İşçilerin hukuken de haklı olduklarının tescillenerek hak ettikleri paraları tahsil etmeleri için bir de davalı olan şirketlerin bu süre zarfında batmamaları veya kapanmamaları da gerekiyor. Şirketlerin varlıklarını korudukları durumlarda ise işçilerin alacaklarının, dava süresi boyunca geçen yıllardan sonra yüksek enflasyon altında eriyerek paranın pula dönmesi sonucu ortaya çıkmakta. İş mahkemelerinde dava süresince alacak kalemlerine işleyen faiz oranları (yüzde 9 ile yüzde 26) da arasında değişmekte olup, ortalama 4 yıl süren bir dava göz önüne alındığında faiz oranlarının, gerçek enflasyonun neredeyse yarısı olarak ilan edilen resmi enflasyon (TÜFE) oranlarının dahi altında kalması sebebiyle işçiler zarara uğramakta.

İşverenler açısından ise dava süreçlerinin uzaması ekonomik anlamda yeni bir kar kapısına dönüşmüş durumda. İşverenlerin çalışanlarının tazminatlarını ödemeden işten çıkartıp, tazminat tutarlarını ise döviz yatırımıyla değerlendirdiklerini düşünelim. İşverenin yatırımda değerlendirdiği tazminat tutarındaki para, davanın bittiği 4 yılın sonunda 4'e katmış olmakta ancak işçiye mahkeme kararıyla düşük faizle ödeme yaptığı için yine kara geçmekte.

Davaların yıllarca sürmesi işçiler için ekonomik kayıp, işverenler içinse kazanç kapısına dönüşmüşken patronlara için bu sonuç bile yetersiz göründüğünden kendilerine yeni gelir kalemi yaratmak amacıyla arabuluculuk kurumunu yürürlüğe soktular. 2018 yılında yürürlüğe giren zorunlu arabuluculuk uygulamasına göre, iş hukukundan kaynaklanan uyuşmazlıklarda dava açılmadan önce zorunlu olarak arabuluculuğa başvurulması gerekiyor.
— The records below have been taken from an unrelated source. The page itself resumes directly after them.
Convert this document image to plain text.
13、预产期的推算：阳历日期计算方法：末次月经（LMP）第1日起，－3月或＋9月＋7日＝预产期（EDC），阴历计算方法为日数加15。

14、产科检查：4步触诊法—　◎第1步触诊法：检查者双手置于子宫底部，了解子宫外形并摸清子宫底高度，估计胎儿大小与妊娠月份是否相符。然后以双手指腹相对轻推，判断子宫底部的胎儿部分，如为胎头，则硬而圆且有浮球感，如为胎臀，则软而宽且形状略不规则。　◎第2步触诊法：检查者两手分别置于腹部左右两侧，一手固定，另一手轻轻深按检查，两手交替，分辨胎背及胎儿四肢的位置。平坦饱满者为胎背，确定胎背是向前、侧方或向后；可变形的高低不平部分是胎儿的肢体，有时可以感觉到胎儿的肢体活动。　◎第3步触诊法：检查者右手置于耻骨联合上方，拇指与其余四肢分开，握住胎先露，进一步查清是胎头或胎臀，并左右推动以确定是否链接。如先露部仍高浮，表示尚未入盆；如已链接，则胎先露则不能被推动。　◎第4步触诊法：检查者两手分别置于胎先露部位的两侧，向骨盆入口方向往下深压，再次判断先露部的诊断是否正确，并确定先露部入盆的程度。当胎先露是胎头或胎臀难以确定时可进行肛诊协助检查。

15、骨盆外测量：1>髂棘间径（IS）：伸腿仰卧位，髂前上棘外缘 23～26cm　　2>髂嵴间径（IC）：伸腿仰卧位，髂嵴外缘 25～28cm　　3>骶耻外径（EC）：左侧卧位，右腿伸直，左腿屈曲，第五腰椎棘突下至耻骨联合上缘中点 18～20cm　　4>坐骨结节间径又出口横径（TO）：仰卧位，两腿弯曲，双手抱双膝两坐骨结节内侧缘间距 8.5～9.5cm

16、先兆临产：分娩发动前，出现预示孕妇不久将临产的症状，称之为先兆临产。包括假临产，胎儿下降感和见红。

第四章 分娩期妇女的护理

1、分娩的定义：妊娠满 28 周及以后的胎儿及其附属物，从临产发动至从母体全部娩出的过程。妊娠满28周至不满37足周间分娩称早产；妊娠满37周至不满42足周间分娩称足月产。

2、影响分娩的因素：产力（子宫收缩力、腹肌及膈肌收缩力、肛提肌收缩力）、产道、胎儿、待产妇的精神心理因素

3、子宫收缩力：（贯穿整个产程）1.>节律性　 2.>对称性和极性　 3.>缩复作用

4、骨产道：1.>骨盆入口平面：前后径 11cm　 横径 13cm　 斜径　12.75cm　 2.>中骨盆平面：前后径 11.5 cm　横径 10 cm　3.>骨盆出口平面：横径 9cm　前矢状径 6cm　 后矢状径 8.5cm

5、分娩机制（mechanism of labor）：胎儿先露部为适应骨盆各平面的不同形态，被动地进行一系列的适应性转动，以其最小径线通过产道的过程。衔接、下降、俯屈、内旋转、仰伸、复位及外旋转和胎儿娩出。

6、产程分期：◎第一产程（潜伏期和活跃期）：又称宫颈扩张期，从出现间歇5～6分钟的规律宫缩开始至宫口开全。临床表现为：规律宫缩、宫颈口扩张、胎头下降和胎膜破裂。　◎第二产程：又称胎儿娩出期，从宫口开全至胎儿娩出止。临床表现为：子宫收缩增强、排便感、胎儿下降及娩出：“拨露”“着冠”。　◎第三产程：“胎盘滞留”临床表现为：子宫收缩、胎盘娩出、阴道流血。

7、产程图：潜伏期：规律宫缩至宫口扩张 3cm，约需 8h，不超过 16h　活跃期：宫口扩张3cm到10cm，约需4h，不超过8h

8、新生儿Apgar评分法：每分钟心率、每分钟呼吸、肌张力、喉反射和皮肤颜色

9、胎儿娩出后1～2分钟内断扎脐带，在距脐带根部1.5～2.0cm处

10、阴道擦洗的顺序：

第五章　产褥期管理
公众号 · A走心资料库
Bu uygulamada, tarafsız üçüncü bir kişi olan arabulucunun huzurunda işçi ve işveren tarafları bir araya gelmekte ve aralarındaki “uyuşmazlığın” dava açılmadan anlaşmayla sonuçlandırılması hedeflenmekte.

Bu haliyle anlatıldığında masumane bir yöntem gibi görünen bu uygulamanın tamamen işçilerin aleyhine bir seçenek olarak yürürlüğe konulduğu bilinmeli. Bir tarafta emeği ve yasal hakları gasbedilen işçi ile o hakkı bizzat gasbeden işverenin, eşit güçler olarak kabul edilerek bir masa etrafında uyuşmazlığın çözülmesini beklemenin bizatihi kendisi sorunlu bir yaklaşım. Zorunlu arabuluculuğun yürürlüğe sokulmasındaki ve işverenlerin bu uygulamayı cansiparane savunmalarının temel nedeni ise “işçilik alacaklarını ne kadar az ödersek o kadar fazla kar ederiz” fikridir. Arabuluculukta işçilerin önüne sürülen temel argüman; “davaların yıllarca sürmesi ve bununla uğraşmak yerine hak ettiği tazminattan daha azını kabul ederek mahkemelerle uğraşmamak” olarak kodlanmış durumda. Kısacası, arabuluculuğu işverenin ödemesi gerekenden daha az ödediği, işçinin ise hak ettiğinden daha azını almaya zorlandığı bir faaliyet olarak özetlemek mümkün.

İşçilere yıllar süren davalarla ölümü gösterip, arabuluculukla sıtmaya razı etmeye çalışan sistemde arabuluculuk faaliyetleri incelendiğinde 2018 - 2022 yılları arasında  822 bin 735 işçilik alacağı ve işe iade davası başvurusunun arabuluculukta “anlaşma” sağlanarak davaya dönüşmediği görünüyor. (https://l24.im/hn9S). Aynı dönem içerisinde açılan dava sayısının da 870 bin 962 olduğu düşünüldüğünde, toplam bir milyon 693 bin 697 iş hukukundan kaynaklı uyuşmazlığın yarıya yakınında işçilerin yasal haklarından kısmen feragat ettikleri ve dava yoluna başvur(a)madıkları sonucu ortaya çıkıyor.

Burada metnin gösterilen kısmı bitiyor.